AT&T announced fiscal first-quarter 2011 results April 20 that were peppered with records. While many wondered whether the arrival of an Apple iPhone 4 on competitor Verizon Wireless’ network in February would sound a death knell for AT&T-which during its four-year tenure as the exclusive provider of the iPhone had suffered loud complaints from customers regarding the quality of its network-in preparation it had stocked its mobile portfolio with a variety of devices, including Android-running smartphones, and it managed to sell 5.5 million smartphones and add 2 million new wireless subscribers during the quarter, both first-quarter bests for the company.
AT&T’s iPhone activations also increased by nearly 1 million year-over-year to 3.6 million during the quarter, and it saw an overall profit of $3.4 billion-up from $2.5 billion a year ago-on consolidated revenues of $31.2 billion.
“We entered this quarter and this year with some questions and some uncertainty, primarily related to the change in iPhone exclusivity and the impacts that would have on our business. Hopefully, we’ve answered those,” out-going AT&T CFO Rick Lindner said during an April 20 call with analysts and media.
“Was there an impact from another carrier launching the iPhone? The answer was yes, there was,” Lindner continued. “We saw a very small increase in postpaid churn, and we saw a slight decline in overall flowshare. But the impacts were significantly less than many in the financial community and the media expected, and frankly the impacts were less than we expected. And we continued to grow our postpaid base. We continued to grow our iPhone base. We continued to grow postpaid ARPU [average revenue per user] and had significant growth in wireless data revenues.”
Helping to drive ARPU, said Ralph de la Vega, president and CEO of AT&T’s mobility and consumer markets division, were sales of RIM BlackBerry handsets, smartphones running Google’s Android and Microsoft’s Windows Phone OS, and AT&T’s “fundamental strategy to drive customers into smartphones with higher data plans.”

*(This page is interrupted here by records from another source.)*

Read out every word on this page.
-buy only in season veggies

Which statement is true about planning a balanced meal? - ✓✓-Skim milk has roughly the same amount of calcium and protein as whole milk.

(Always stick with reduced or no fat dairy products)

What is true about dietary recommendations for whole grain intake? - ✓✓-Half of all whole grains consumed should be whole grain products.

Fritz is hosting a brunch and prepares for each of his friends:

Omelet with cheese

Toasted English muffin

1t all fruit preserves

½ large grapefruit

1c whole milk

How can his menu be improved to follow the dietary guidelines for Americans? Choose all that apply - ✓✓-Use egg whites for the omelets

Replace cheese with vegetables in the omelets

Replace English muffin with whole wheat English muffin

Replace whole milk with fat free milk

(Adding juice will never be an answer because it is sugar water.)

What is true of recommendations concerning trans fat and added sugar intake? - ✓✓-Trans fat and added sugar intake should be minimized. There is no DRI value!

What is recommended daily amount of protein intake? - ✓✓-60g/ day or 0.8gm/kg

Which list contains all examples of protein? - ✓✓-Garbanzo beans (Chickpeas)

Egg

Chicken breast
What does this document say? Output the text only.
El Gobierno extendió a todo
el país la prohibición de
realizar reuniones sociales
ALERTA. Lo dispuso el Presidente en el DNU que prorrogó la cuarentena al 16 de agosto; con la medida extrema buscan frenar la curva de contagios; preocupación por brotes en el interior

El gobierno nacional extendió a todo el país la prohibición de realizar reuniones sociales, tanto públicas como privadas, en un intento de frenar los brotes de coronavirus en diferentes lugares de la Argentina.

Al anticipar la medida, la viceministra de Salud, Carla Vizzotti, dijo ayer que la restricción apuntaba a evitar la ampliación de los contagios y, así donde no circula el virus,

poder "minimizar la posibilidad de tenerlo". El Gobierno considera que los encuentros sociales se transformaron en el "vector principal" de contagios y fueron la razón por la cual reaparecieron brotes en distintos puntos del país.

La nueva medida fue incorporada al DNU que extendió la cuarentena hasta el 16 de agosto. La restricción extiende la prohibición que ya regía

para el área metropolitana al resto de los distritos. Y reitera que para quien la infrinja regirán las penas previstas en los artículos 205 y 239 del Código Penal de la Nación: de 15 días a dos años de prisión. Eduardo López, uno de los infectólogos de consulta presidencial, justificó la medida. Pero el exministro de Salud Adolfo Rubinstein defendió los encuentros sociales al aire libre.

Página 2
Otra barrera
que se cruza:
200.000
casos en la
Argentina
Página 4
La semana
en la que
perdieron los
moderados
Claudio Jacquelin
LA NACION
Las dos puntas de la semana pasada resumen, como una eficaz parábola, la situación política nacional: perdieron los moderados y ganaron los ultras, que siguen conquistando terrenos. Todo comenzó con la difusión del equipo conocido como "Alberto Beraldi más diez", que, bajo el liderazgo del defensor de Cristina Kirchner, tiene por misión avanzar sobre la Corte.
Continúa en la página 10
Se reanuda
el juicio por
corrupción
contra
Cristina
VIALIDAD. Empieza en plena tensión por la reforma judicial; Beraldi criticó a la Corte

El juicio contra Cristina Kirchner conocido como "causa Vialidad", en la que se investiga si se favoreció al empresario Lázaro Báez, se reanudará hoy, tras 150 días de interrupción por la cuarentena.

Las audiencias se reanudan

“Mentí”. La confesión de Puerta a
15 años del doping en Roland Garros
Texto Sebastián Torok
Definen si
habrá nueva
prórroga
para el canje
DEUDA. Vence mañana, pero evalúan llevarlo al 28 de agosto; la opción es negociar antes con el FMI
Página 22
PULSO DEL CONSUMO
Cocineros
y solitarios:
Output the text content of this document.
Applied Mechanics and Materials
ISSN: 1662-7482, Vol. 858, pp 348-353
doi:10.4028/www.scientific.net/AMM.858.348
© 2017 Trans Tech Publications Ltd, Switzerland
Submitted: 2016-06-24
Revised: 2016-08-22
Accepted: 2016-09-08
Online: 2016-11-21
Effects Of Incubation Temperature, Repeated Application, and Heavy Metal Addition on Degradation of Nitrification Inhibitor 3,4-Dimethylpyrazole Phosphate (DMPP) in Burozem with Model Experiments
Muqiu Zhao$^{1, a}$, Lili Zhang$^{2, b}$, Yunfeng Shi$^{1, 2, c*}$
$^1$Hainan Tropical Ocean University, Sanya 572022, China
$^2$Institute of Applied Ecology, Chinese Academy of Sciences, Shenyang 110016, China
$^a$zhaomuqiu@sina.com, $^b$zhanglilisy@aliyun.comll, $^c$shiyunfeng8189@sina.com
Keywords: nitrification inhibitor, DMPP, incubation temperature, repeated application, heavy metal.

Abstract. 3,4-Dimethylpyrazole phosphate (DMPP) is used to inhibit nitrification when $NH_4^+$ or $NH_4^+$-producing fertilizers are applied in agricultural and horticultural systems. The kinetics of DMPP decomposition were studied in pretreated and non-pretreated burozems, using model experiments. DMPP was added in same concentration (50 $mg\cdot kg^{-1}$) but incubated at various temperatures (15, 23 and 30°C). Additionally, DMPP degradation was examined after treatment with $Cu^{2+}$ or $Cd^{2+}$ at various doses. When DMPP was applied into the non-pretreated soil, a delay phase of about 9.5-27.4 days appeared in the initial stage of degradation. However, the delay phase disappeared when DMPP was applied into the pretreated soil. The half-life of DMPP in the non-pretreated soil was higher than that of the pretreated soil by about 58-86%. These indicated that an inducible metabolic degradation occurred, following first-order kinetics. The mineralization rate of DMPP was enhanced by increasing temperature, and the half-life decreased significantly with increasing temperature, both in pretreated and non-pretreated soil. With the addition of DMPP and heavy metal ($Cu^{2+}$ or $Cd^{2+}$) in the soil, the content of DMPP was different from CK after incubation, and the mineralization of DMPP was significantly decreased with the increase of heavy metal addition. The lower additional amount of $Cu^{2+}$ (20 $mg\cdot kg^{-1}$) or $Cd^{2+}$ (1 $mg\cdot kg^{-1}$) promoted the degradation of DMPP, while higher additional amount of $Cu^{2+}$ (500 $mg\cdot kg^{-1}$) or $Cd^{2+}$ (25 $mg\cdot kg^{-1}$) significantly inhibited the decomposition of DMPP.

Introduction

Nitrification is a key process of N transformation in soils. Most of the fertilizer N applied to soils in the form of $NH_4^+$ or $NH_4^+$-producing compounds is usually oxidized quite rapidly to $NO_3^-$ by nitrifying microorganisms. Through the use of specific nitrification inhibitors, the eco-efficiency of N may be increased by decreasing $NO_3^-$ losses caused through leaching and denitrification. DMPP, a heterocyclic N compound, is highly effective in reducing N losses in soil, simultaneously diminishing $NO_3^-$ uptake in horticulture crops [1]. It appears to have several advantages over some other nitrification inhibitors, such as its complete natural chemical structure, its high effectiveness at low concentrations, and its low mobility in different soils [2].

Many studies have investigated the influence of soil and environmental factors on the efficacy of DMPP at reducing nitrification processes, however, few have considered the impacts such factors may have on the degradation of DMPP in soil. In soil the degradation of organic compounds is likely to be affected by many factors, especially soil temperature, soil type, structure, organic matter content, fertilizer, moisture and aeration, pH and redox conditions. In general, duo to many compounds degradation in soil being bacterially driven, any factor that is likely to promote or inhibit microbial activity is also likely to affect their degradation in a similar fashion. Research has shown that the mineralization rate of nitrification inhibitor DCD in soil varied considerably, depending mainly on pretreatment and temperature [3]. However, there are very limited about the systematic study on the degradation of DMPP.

De La Vega said AT&T has been promoting low-cost smartphones, such as the HTC Inspire, as well as new Android phones like the Motorola Atrix-“which is selling very, very well”-and has seen an increase in customers moving from messaging devices and feature phones to smartphones.
AT&T also enjoyed an increase in tablet sales, with its “branded computing subscribers”-those using data-only devices, including aircards-doubling since the first quarter of 2010 for a total of 3.4 million subscribers. This growth, along with rapid smartphone sales, emphasizes AT&T’s need to grow its mobile broadband network.
AT&T’s growth, AT&T CEO Randall Stephenson said in a statement, is why the company’s “agreement to acquire T-Mobile USA … is so important. Combined, the two companies’ spectrum and network assets will allow us to simultaneously address spectrum issues created by this increased demand and improve customers’ network experience as volumes continue to grow.”
Its proposed purchase of T-Mobile for $39 billion in cash and stocks has raised questions about the degree of competition that would remain in the industry, were the deal to be approved, and the Federal Communications Commission and other federal agencies have said they plan to consider and comb over it quite carefully.
AT&T, however, addressed the completion of the deal not so much as an “if” but a “when.”
“Beyond 2011,” Lindner said in his closing comments during the call, “we look forward to closing our acquisition of T-Mobile and to delivering all the benefits and all the promises of a strong, nationwide, wireless broadband network to our customers, to the nation and to our shareholders.”